Volví a los dos contrincantes, mi vista quedó detenida sobre Lewoni sin que lo quisiera. Recorrí su rostro, anguloso, hosco, de nariz aplastada por tantos golpes, donde apenas pestañeaban dos ojos diminutos, perdidos entre ojeras prematuras. Percibí una invisible sonrisa mientras su cuerpo respondía ágilmente a los ataques, una sonrisa que parecía marcar un hábito de egolatría, como si su sola presencia diera por segura cualquier victoria. Una imagen penetró en mis huesos: un hombre soberbio, violento, estaba frente a mis cinco años, burlándose de mis lágrimas. Me esforcé en mirar el rostro, desdibujado por la niebla espesa que nos separaba, y sólo vi sus manos, cuadradas y duras, sosteniendo pedazos de un oso de peluche.
Acurrucado en sus brazos, siento a mi madre, regando de lágrimas mi cabello. Violencia de gritos apagan las velas celestes, rodeadas de crema y chocolate. Frente a mis pies, el canario naranja, mi pequeño amigo, con sus alas destrozadas sobre la baldosa.

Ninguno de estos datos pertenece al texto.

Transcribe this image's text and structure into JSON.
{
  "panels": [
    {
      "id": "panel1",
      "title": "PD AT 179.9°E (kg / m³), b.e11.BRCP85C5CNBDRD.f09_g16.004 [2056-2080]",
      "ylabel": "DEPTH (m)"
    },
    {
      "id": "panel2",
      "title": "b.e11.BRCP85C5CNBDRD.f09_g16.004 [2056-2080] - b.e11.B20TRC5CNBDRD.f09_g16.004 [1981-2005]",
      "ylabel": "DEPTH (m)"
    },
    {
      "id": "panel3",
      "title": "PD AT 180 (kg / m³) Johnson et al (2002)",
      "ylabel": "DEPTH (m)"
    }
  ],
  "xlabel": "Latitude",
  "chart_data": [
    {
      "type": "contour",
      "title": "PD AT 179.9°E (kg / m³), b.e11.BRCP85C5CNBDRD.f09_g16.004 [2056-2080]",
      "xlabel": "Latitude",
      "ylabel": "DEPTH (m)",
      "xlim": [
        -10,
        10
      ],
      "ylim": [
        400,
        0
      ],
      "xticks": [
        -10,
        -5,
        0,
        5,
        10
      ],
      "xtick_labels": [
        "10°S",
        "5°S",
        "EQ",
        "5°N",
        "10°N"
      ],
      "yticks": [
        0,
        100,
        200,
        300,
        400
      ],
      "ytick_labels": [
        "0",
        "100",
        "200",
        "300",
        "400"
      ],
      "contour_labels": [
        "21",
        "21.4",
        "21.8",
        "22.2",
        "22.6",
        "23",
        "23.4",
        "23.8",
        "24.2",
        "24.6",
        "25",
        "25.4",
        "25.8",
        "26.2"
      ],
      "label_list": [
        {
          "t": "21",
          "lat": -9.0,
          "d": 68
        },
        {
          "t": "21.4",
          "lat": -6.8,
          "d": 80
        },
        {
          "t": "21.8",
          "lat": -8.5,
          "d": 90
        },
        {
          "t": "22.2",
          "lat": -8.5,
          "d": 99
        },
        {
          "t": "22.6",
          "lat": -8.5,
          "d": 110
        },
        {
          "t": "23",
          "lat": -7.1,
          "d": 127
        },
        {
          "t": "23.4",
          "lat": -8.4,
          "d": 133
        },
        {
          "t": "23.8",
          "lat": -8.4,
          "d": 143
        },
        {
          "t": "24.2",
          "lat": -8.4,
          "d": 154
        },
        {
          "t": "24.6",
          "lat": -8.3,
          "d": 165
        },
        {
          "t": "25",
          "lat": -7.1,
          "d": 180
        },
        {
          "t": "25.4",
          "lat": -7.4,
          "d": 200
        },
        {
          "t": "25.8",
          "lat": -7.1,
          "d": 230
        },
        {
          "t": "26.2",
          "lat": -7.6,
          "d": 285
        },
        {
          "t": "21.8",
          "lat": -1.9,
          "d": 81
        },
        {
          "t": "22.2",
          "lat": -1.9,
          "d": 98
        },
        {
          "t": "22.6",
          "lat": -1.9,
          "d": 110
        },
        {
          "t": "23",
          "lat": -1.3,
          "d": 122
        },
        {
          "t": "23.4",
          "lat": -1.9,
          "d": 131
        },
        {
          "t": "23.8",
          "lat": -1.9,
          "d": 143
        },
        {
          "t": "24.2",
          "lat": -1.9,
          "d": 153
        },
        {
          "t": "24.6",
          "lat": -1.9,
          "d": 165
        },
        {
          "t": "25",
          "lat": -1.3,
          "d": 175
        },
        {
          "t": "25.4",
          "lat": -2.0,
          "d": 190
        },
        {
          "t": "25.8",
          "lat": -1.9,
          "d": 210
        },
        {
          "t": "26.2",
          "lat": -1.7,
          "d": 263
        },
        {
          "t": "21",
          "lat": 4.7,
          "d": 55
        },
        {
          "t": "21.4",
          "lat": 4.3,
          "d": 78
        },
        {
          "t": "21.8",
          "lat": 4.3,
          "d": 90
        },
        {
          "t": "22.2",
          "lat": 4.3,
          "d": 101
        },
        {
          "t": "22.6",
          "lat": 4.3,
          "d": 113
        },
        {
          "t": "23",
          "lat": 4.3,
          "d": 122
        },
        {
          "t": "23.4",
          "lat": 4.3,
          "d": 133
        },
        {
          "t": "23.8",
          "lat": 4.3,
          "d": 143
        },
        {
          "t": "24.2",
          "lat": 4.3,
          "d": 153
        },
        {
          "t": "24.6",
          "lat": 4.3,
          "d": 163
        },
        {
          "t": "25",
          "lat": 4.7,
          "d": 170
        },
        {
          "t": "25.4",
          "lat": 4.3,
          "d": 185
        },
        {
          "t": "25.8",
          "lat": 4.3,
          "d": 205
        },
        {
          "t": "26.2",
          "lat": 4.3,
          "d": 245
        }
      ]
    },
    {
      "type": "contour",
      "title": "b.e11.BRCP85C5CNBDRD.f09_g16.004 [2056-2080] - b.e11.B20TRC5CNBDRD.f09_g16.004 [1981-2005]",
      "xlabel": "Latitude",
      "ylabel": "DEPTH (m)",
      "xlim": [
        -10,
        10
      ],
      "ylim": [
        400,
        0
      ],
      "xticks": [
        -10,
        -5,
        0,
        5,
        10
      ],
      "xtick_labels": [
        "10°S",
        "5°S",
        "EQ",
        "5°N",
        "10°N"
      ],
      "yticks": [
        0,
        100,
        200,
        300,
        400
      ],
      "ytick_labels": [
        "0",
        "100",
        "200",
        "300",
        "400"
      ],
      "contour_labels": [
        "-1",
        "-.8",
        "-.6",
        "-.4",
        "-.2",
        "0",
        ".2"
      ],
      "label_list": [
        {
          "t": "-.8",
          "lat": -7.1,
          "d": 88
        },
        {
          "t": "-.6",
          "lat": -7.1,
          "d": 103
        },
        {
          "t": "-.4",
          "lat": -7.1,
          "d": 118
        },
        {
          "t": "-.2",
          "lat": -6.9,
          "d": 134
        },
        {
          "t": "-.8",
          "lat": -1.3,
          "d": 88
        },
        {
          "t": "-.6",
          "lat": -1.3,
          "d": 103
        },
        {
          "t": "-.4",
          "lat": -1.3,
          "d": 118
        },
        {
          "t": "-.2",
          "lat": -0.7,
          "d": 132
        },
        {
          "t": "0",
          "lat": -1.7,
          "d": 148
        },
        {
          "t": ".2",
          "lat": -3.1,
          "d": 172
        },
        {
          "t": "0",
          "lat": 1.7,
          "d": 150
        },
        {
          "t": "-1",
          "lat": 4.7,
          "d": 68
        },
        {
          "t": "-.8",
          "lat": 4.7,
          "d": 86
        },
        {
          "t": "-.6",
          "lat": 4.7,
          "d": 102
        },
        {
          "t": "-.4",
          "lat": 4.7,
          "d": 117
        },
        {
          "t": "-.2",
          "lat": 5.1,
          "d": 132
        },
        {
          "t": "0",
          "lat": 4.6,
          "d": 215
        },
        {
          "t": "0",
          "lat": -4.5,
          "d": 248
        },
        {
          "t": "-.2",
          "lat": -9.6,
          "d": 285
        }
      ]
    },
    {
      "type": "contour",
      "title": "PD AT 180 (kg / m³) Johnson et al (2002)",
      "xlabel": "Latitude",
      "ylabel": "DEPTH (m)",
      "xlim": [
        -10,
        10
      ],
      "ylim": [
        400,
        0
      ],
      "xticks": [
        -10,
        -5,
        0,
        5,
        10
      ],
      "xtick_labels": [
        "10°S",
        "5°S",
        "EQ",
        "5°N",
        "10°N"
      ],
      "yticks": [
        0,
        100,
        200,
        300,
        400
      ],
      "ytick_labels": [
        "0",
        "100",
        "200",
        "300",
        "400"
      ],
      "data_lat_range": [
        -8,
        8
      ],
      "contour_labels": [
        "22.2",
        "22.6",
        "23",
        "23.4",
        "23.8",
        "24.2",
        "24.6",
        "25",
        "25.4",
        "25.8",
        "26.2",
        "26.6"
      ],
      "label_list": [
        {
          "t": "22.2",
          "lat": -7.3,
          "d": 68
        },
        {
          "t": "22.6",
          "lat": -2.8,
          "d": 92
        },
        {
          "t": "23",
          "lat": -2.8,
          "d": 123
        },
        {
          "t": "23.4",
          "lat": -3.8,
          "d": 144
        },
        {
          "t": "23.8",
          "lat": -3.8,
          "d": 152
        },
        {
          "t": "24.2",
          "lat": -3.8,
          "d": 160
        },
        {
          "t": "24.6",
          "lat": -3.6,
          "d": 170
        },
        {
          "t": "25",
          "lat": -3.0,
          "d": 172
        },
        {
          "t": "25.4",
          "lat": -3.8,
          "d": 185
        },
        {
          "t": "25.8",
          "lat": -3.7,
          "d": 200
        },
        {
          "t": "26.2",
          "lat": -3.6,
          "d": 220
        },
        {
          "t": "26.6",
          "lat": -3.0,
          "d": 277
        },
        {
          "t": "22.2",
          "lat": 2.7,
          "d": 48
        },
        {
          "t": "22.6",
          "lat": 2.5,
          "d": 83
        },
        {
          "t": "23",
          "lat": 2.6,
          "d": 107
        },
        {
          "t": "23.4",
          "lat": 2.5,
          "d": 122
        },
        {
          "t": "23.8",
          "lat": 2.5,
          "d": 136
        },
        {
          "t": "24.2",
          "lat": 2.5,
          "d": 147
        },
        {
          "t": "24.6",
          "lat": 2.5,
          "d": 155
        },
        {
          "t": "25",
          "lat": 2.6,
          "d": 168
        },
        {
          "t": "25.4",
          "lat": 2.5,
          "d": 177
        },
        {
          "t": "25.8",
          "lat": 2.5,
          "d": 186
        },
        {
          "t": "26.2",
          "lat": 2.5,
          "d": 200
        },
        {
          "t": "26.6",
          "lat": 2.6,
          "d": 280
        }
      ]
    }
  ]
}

Se disipa su rostro, un último portazo lo sacó de mi infancia para siempre, pero es sólo una trampa... Una carcajada brutal se extiende como un reguero de pólvora a mi alrededor. Me lanzo con furia para disipar la niebla. Pero el rostro se escurre de mis manos, en un juego cruel.
Una bilis amarga pugna por salir de mi garganta, vuelvo a sentir la desesperación de mi madre para que trague el jarabe de las habituales crisis de asma. Allí, en la pequeña pieza, con la ventana encarcelada con gruesas gotas de lluvia, me parece ver su rostro, furtivo, espiando mi impotencia.
Finaliza el primer round y apenas oigo la campana. Pregunto por el resultado, me miran con desprecio, sin contestar. Quiero comprar una gaseosa, creo llamar al pibe, creo que estoy donde estoy. Creo.Una sabiduría extraña calza los guantes en mis manos, con precisión. El cuadrilátero se entrega con sus potentes luces y apenas me esfuerzo en subir, animado por una energía que desconozco. Siento las ovaciones, gritan por mí hasta que el piso tiembla. Una sed largamente demorada me hace anhelar el sudor y la sangre que va a derramarse. Espero con impaciencia a mi rival con la euforia de un guerrero. No necesito que lo anuncien. Sé que la larga cita postergada hoy se cobrará su rostro. Y será justicia.